Une victoire du nationalisme

Gaston Bouffard | Le Nouvelliste

 

En cette année du 150e du Dominion (confédération), un sujet est passé sous le radar médiatique. Malgré une pétition de 10 000 noms et des rassemblements, les médias sont restés muets. C’est le procès de la Loi 99, passée en 2000, sous Lucien Bouchard. Le Québec se montrait alors digne et fier en se tenant debout face au zèle antidémocratique des Dion et Chrétien qui s’étaient déshonorés en faisant adopter l’inqualifiable loi C-20 sur la clarté référendaire, qui visait tout simplement à achever le peuple québécois.

Le 16 octobre 2013, aux côtés de l’ancien chef du Parti Égalité, Keith Henderson, le gouvernement canadien demande à des juges, nommés par lui, de neutraliser cette loi qui compte parmi les plus fondamentales jamais décrétées par le Parlement du Québec.

Cette loi 99, que le Canada ne peut tolérer, réitère que seul le peuple québécois est maître de son avenir et que la manière de se prononcer sur son avenir lui appartient en propre et que la règle pourtant classique et universelle, digne du fair play anglais, voulant qu’un référendum, ça se gagne à 50 % plus une voix. Le 23 octobre, l’Assemblée nationale réplique en adoptant une résolution unanime pour dénoncer cette ingérence dans la démocratie québécoise et réclame son retrait du dossier. Mais selon la coutume, la volonté du Québec n’est pas entendue et sa procureure générale participera au procès tenu du 20 au 27 mars 2017 en Cour supérieure à Montréal.

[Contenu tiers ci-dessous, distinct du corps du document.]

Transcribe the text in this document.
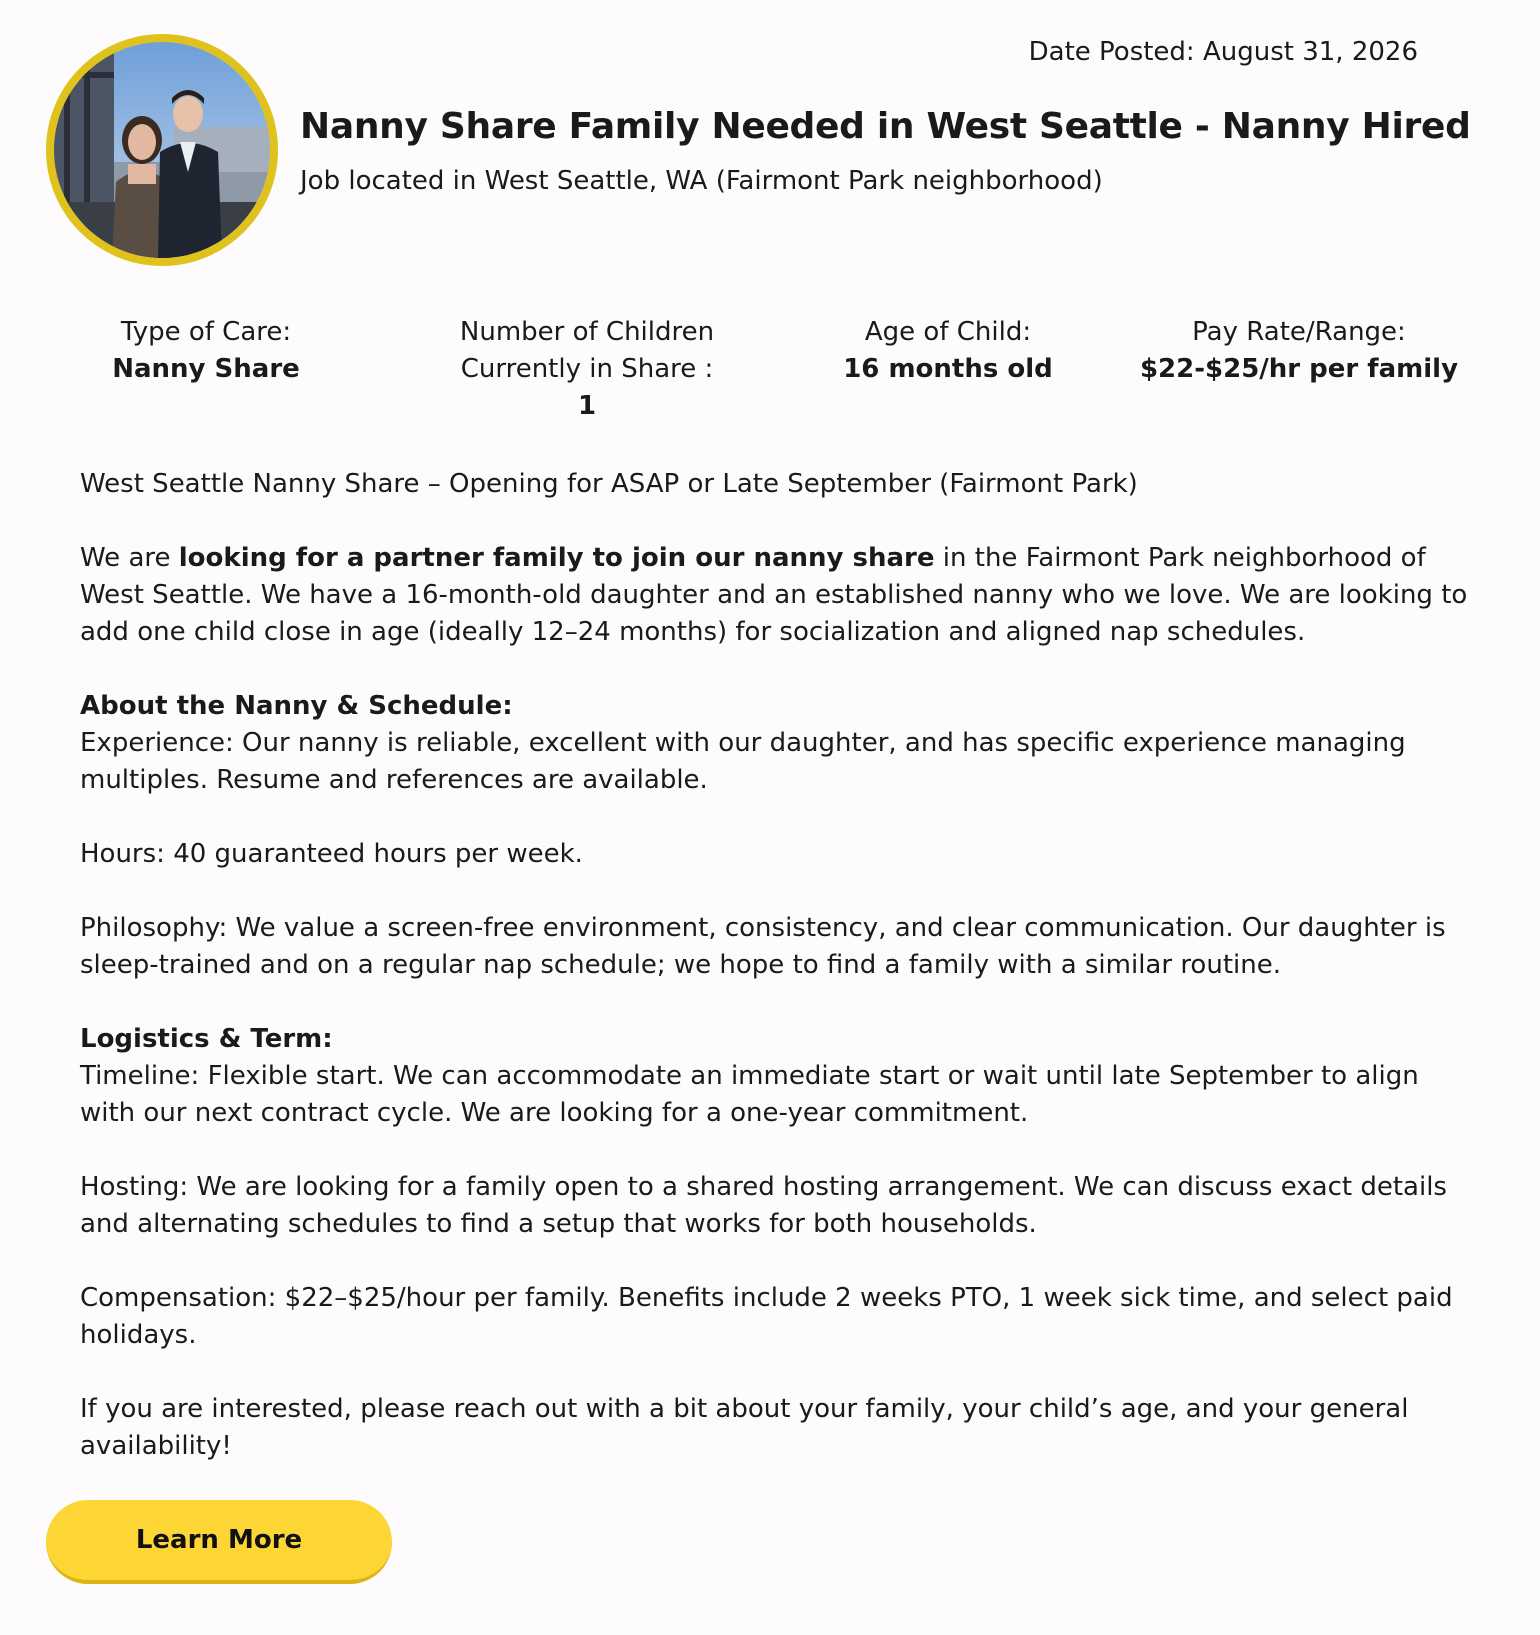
Date Posted: August 31, 2026
Nanny Share Family Needed in West Seattle - Nanny Hired
Job located in West Seattle, WA (Fairmont Park neighborhood)
Type of Care:
Nanny Share
Number of Children
Currently in Share :
1
Age of Child:
16 months old
Pay Rate/Range:
$22-$25/hr per family

West Seattle Nanny Share – Opening for ASAP or Late September (Fairmont Park)

We are looking for a partner family to join our nanny share in the Fairmont Park neighborhood of West Seattle. We have a 16-month-old daughter and an established nanny who we love. We are looking to add one child close in age (ideally 12–24 months) for socialization and aligned nap schedules.

About the Nanny & Schedule:

Experience: Our nanny is reliable, excellent with our daughter, and has specific experience managing multiples. Resume and references are available.

Hours: 40 guaranteed hours per week.

Philosophy: We value a screen-free environment, consistency, and clear communication. Our daughter is sleep-trained and on a regular nap schedule; we hope to find a family with a similar routine.

Logistics & Term:

Timeline: Flexible start. We can accommodate an immediate start or wait until late September to align with our next contract cycle. We are looking for a one-year commitment.

Hosting: We are looking for a family open to a shared hosting arrangement. We can discuss exact details and alternating schedules to find a setup that works for both households.

Compensation: $22–$25/hour per family. Benefits include 2 weeks PTO, 1 week sick time, and select paid holidays.

If you are interested, please reach out with a bit about your family, your child’s age, and your general availability!

Learn More
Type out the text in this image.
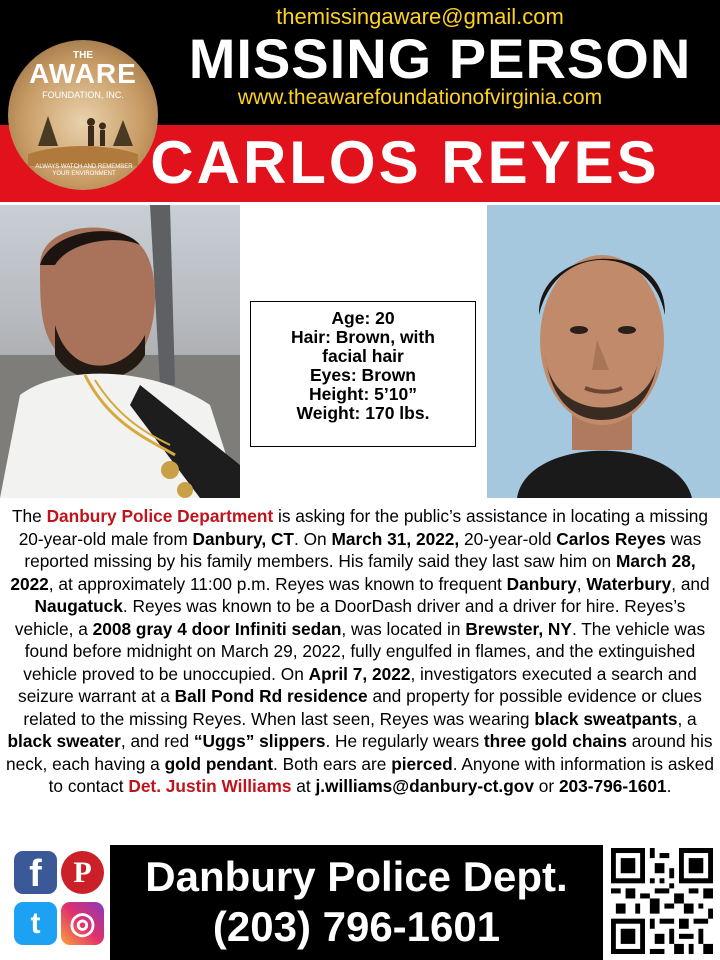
themissingaware@gmail.com
MISSING PERSON
www.theawarefoundationofvirginia.com
CARLOS REYES
THE
AWARE
FOUNDATION, INC.
ALWAYS WATCH AND REMEMBER YOUR ENVIRONMENT
Age: 20
Hair: Brown, with
facial hair
Eyes: Brown
Height: 5’10”
Weight: 170 lbs.
The Danbury Police Department is asking for the public’s assistance in locating a missing 20-year-old male from Danbury, CT. On March 31, 2022, 20-year-old Carlos Reyes was reported missing by his family members. His family said they last saw him on March 28, 2022, at approximately 11:00 p.m. Reyes was known to frequent Danbury, Waterbury, and Naugatuck. Reyes was known to be a DoorDash driver and a driver for hire. Reyes’s vehicle, a 2008 gray 4 door Infiniti sedan, was located in Brewster, NY. The vehicle was found before midnight on March 29, 2022, fully engulfed in flames, and the extinguished vehicle proved to be unoccupied. On April 7, 2022, investigators executed a search and seizure warrant at a Ball Pond Rd residence and property for possible evidence or clues related to the missing Reyes. When last seen, Reyes was wearing black sweatpants, a black sweater, and red “Uggs” slippers. He regularly wears three gold chains around his neck, each having a gold pendant. Both ears are pierced. Anyone with information is asked to contact Det. Justin Williams at j.williams@danbury-ct.gov or 203-796-1601.
f	P
t ◎
Danbury Police Dept.
(203) 796-1601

C’est alors que la Société Saint-Jean-Baptiste de Montréal qui, depuis 183 ans, agit comme chef de file du mouvement citoyen pour l’avancement de notre combat national, par la voix de son président général Me Maxime Laporte (qui plaidera bénévolement) décide d’intervenir, vu la faiblesse que fait valoir en défense le gouvernement du Québec.

Ce que plaide le Québec au soutien de la validité de sa propre Loi 99, c’est essentiellement qu’elle ne voudrait rien dire juridiquement, n’étant qu’un énoncé de principes déclaratoires et que le Canada n’aurait pas à s’inquiéter de sa validité constitutionnelle… Si l’Assemblée nationale avait préféré s’en tenir à des paroles, elle se serait contentée d’adopter une simple résolution, comme le souhaitait à l’époque le Parti libéral… Pour ce qui est des deux autres partis, le requérant Henderson plaide que la Loi 99 dirait des choses constitutionnellement excessives. «République par voie révolutionnaire» et demande son invalidation.

Quant à la position du Canada, la Loi 99 ne veut rien dire formellement en droit, ou bien ce qu’elle dit devra être jugé excessif. Pour la SSJB, il est faux de prétendre que la Loi 99 ne veut rien dire en droit, tout comme il est faux de lui faire dire des choses excessives qu’elle ne dit pas par ailleurs. On attendait les résultats de ce procès depuis novembre dernier et ce n’est que maintenant que la cour se prononce. Pourquoi cette longue attente? On ne saurait dire! Pour citer Josée Legault: «C’est un séisme politique, juridique et constitutionnel.»

Dans un jugement longuement attendu, la Cour supérieure valide la loi 99. Contrairement à la loi dite sur la clarté, la loi 99 affirme l’existence du peuple québécois, l’intégrité territoriale du Québec, la souveraineté de l’Assemblée nationale et le droit du Québec à l’autodétermination dans la règle du 50 % + un. […] L’ironie suprême du jugement est que le premier ministre du Canada est nul autre que Justin Trudeau, le fils de Pierre Elliott, l’adversaire le plus intransigeant des souverainistes et surtout, l’artisan fourbe du rapatriement de la constitution sans le consentement de l’Assemblée nationale. L’ironie est aussi dans le fait que le rapatriement niait l’existence même de la nation québécoise.»

Ce jugement répond à ma question du début. Oui, le peuple québécois a des droits et nous sommes reconnus comme peuple. Je suis d’accord avec Mme Legault qui ajoute que ce jugement marque l’histoire parce qu’il préserve l’avenir; la vraie victoire est celle de la démocratie et du Québec.

Une question demeure: les adversaires du Québec vont-ils accepter la décision de la Cour supérieure ou se lancer dans un autre long et coûteux débat, en faisant appel et en se rendant même à la Cour suprême? Pour le moment, réjouissons-nous de cette victoire du nationalisme en espérant que ça en réveillera plusieurs… dont la flamme est plutôt vacillante.